Hibernating Indiana bats, an already endangered species, show signs of "white-nose syndrome." (NPR)
Al Hicks
/
NY Dept. of Environmental Conservation
Hibernating Indiana bats, an already endangered species, show signs of "white-nose syndrome." (NPR)

A researcher in Georgia who has studied one of Alabama's biggest bat colonies says the colony could be all but wiped out within years by the deadly fungus that causes white-nose syndrome.

Chris Cornelison, a doctoral student at Kennesaw State University; Jamie Nobles, Ruffner Mountain's conservation director; and Dottie Brown of Ecological Solutions Inc. surveyed the colony at Ruffner Mountain Nature Preserve in Birmingham earlier this year. They counted more than 600 bats and believe more than 1,000 live there. But the numbers could drop by half by spring, and by 95 percent within a few years.

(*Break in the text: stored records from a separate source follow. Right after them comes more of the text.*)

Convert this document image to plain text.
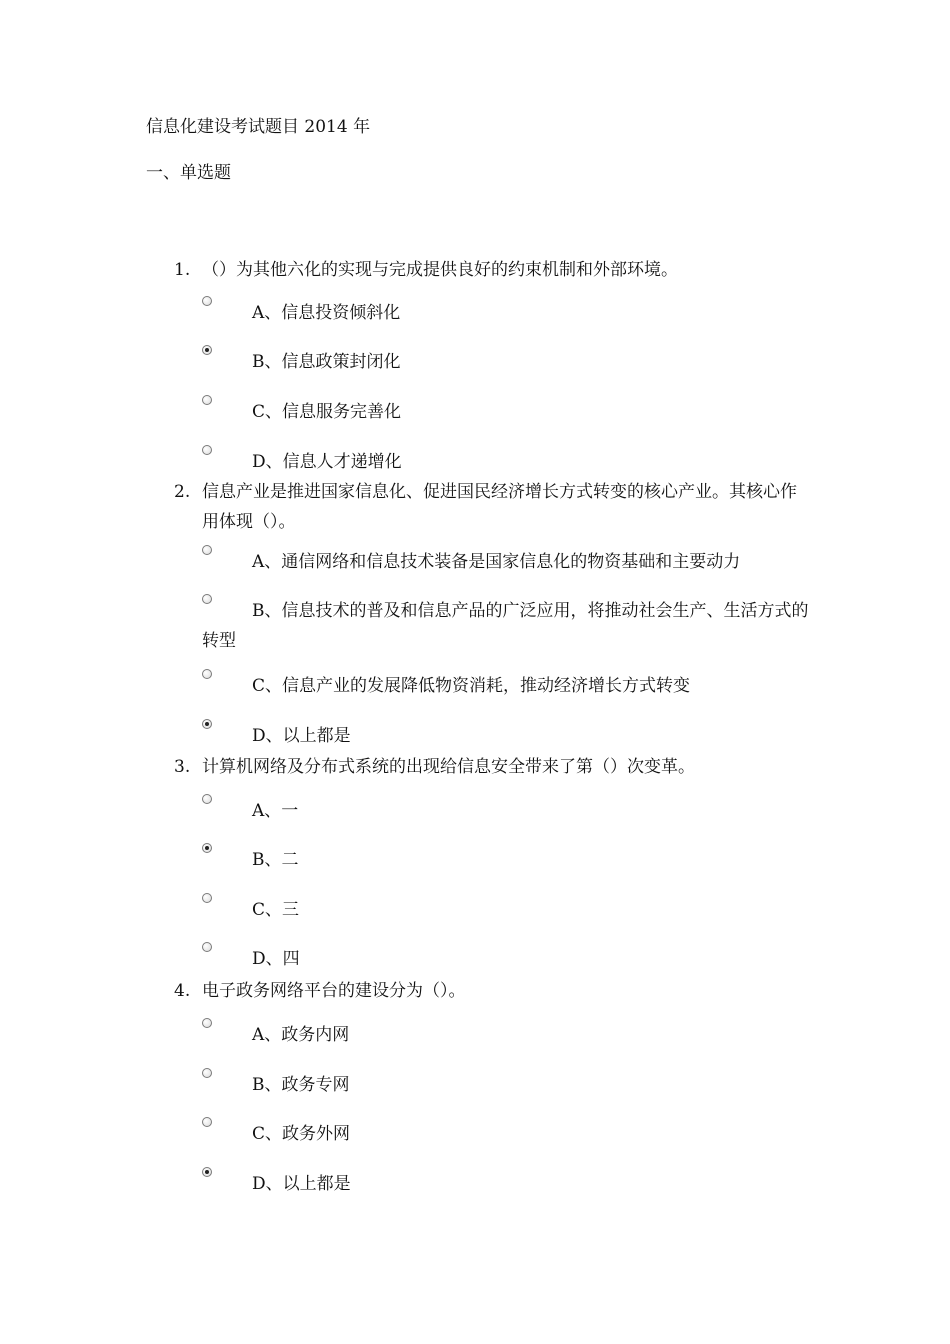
信息化建设考试题目 2014 年
一、单选题
1. （）为其他六化的实现与完成提供良好的约束机制和外部环境。
A、信息投资倾斜化
B、信息政策封闭化
C、信息服务完善化
D、信息人才递增化
2. 信息产业是推进国家信息化、促进国民经济增长方式转变的核心产业。其核心作用体现（）。
A、通信网络和信息技术装备是国家信息化的物资基础和主要动力
B、信息技术的普及和信息产品的广泛应用，将推动社会生产、生活方式的转型
C、信息产业的发展降低物资消耗，推动经济增长方式转变
D、以上都是
3. 计算机网络及分布式系统的出现给信息安全带来了第（）次变革。
A、一
B、二
C、三
D、四
4. 电子政务网络平台的建设分为（）。
A、政务内网
B、政务专网
C、政务外网
D、以上都是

"White-nose syndrome is going to move through that population pretty severely," Cornelison says. "It would be my prediction that we'll continue to see declines until they probably hit about five percent of that historic population."

The bats roosting in Ruffner's old mine shafts are tricolored bats, named for fur that is dark at the base, lighter in the middle and yellow-brown at the tip. They are the smallest bats in Alabama, and until recently they were so common that there was little push for research in the state. That's according to Nick Sharp, the Alabama Department of Conservation and Natural Resources' lead bat biologist.

"The fact of the matter is, the species that are going extinct are the ones that get the money, that's the way things work," Sharp says. "We start studying them when they're in danger of going extinct."

The tricolored bats were Georgia's most abundant species, but Cornelison says white-nose syndrome wiped out 95 percent of their population within four years. The Ruffner bats are in "at least" year two, possibly year three of an outbreak, and he says the third and fourth years generally show greatest mortality.

Cathedral Caverns State Park, located about 75 miles north, probably used to have at least as many tricolored bats, but Sharp says "those have all but disappeared". Those caves also tested positive for the fungus.

Alabama caves that have tested positive for white-nose have all shown a 70-95 percent drop in observed tricolored bat populations within a few years of the arrival of the disease.